• eric.cardinal (10/7/2010)


    At the end of the article it kind of sums it up for me where you are going with this...Henry Ford's craftsman didn't like the assembly line approach either. This is a very telling comment. To me this is more of a philisophical discussion than one of simple code efficiency, creating a code monkey is not what I want as a supervisor. I need people who can solve complex problems, creatively. I know you are only describing creation of "plumbing" here but the title of your article proclaims the production of limited interaction cookie cutter applications, a consistent approach to anything is admirable. But, the loss of the craftsmen creates a gap in ingenuity and innovation...I would hate to see the same thing happen to this industry as has happened to many others. Noble idea but I have a dissenting view on making things too cookie cutter. A few things you forgot to mention about the Japanese auto makers and their efficiency culture. They work 14-16 hour days...6 days a week, they have a negative population growth, and retirement is mainly a dream. I like people where I work but I don't want to spend my life with them...there is a balance.

    Cheers.

    My view as a technologist is that our job is to move things forward. We do this by relieving humans of relatively mindless repetetive work that shouldn't need to be redone, probably poorly, by every person who's trying to achieve something.

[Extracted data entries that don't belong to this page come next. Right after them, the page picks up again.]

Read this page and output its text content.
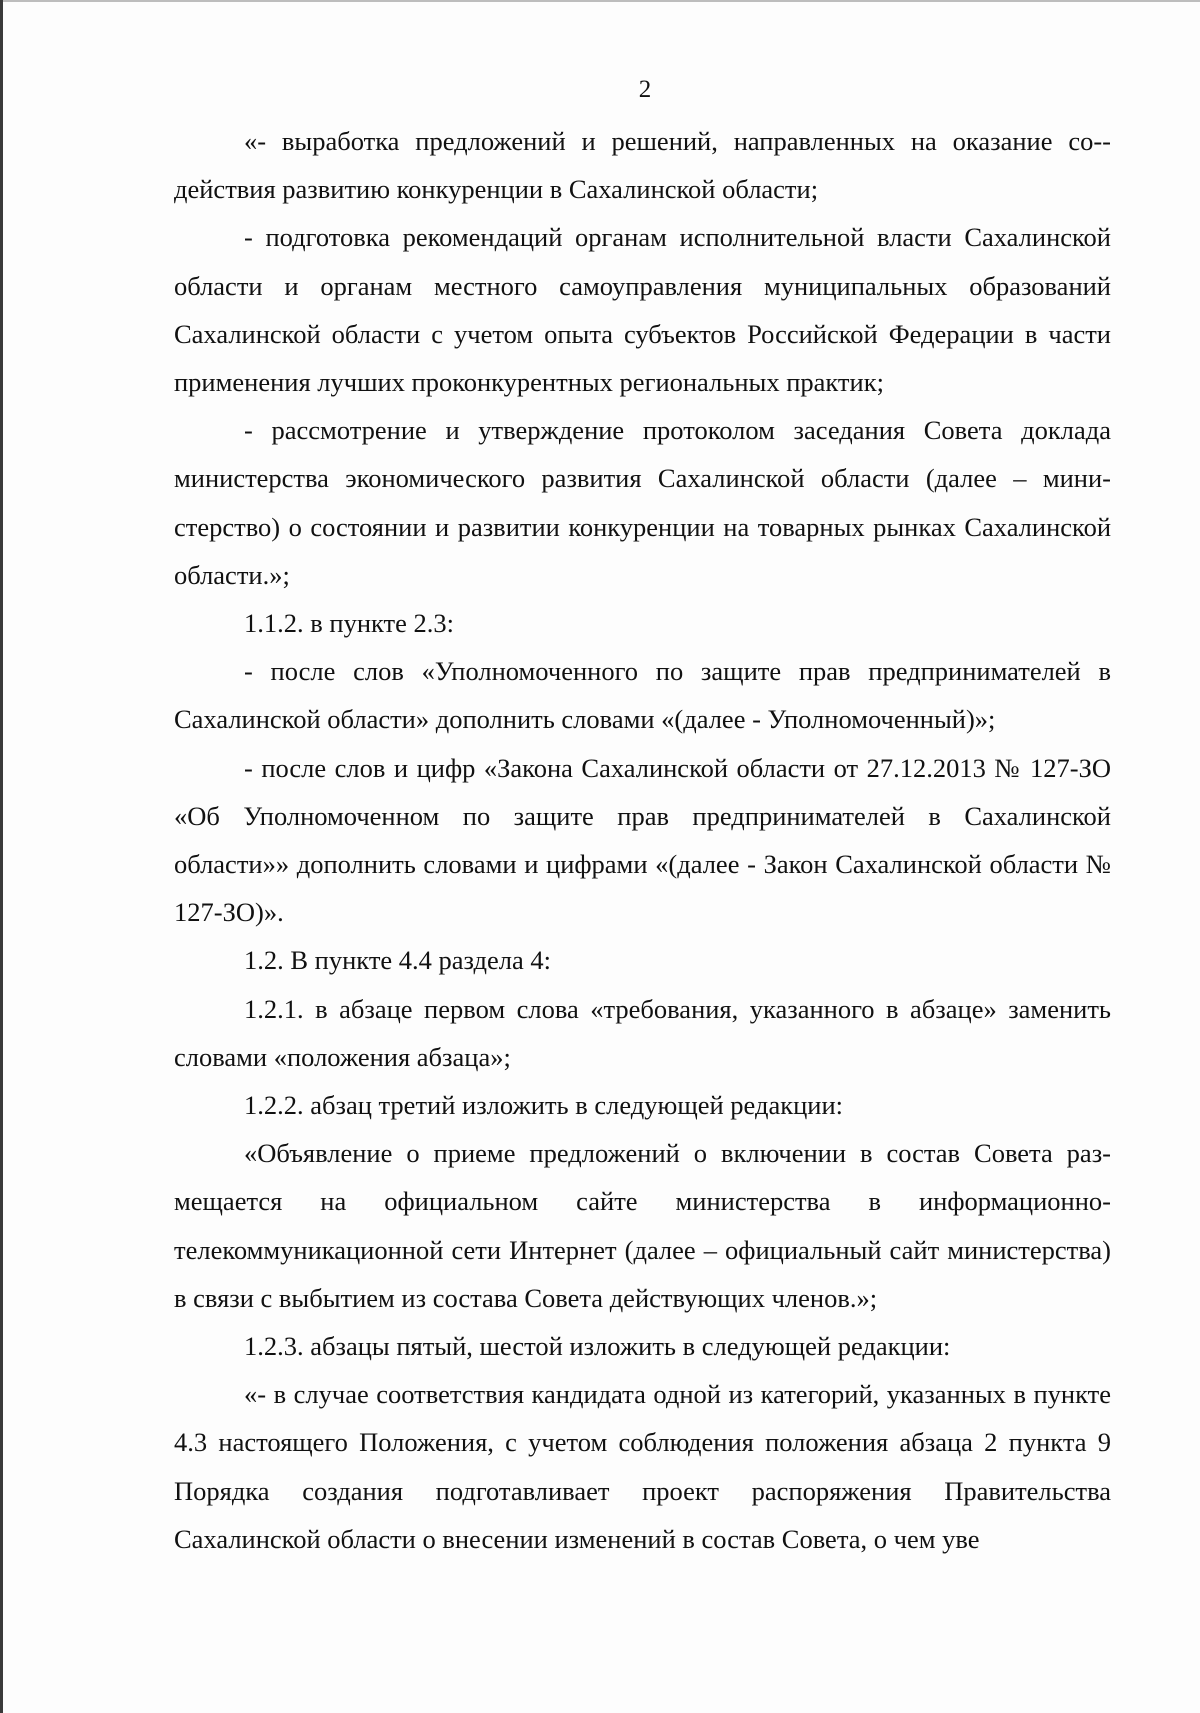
2

«- выработка предложений и решений, направленных на оказание со-действия развитию конкуренции в Сахалинской области;

- подготовка рекомендаций органам исполнительной власти Сахалинской области и органам местного самоуправления муниципальных образований Сахалинской области с учетом опыта субъектов Российской Федерации в части применения лучших проконкурентных региональных практик;

- рассмотрение и утверждение протоколом заседания Совета доклада министерства экономического развития Сахалинской области (далее – министерство) о состоянии и развитии конкуренции на товарных рынках Сахалинской области.»;

1.1.2. в пункте 2.3:

- после слов «Уполномоченного по защите прав предпринимателей в Сахалинской области» дополнить словами «(далее - Уполномоченный)»;

- после слов и цифр «Закона Сахалинской области от 27.12.2013 № 127-ЗО «Об Уполномоченном по защите прав предпринимателей в Сахалинской области»» дополнить словами и цифрами «(далее - Закон Сахалинской области № 127-ЗО)».

1.2. В пункте 4.4 раздела 4:

1.2.1. в абзаце первом слова «требования, указанного в абзаце» заменить словами «положения абзаца»;

1.2.2. абзац третий изложить в следующей редакции:

«Объявление о приеме предложений о включении в состав Совета размещается на официальном сайте министерства в информационно-телекоммуникационной сети Интернет (далее – официальный сайт министерства) в связи с выбытием из состава Совета действующих членов.»;

1.2.3. абзацы пятый, шестой изложить в следующей редакции:

«- в случае соответствия кандидата одной из категорий, указанных в пункте 4.3 настоящего Положения, с учетом соблюдения положения абзаца 2 пункта 9 Порядка создания подготавливает проект распоряжения Правительства Сахалинской области о внесении изменений в состав Совета, о чем уве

    In the 1800s every house had a weaving loom and of necessity the woman of the house spent many of her daily hours making clothes. Today factories do the same job more efficiently and consistently and women are free to do other things, including make clothes for fun if that is their inclination.

    In the 1960s assembly language programmers spent significant amounts of their time reinventing the plumbing of parameter passing, looping, and so forth. Today compilers do all these things consistently and accurately, vastly reducing the amount of time that we all need to create real functionality.

    RAP is in the same spirit. The objective is to properly and systematically do what most programmers currently do both imporperly and inconsistently. They do these things poorly because they're being paid to create functionality, not diddle with plumbing, and so the plumbing always gets short shrift and is done as an afterthought.

    RAP is to application design what compilers are to program writing ... it's a fundamentally different environment in which programmers are relieved of mundane tasks they shouldn't need to do and are rewarded with automatic functionality that they could never afford to implement if they had to do the mundane tasks by hand.

    RAP will not turn programmers into assembly line workers. With RAP, as with compilers that generate your machine code, the assembly-line work is done by the computer, leaving you free to think about grander things than how to implement auditing all over again (RAP gives you auditing, among many other things, for frree).

    So please, let's move forward. Automation ultimately leads to a higher standard of living, even if it forces some of us to re-educate ourselves. At the end of the day I would hope that creating a higher standard of living is what we're all about.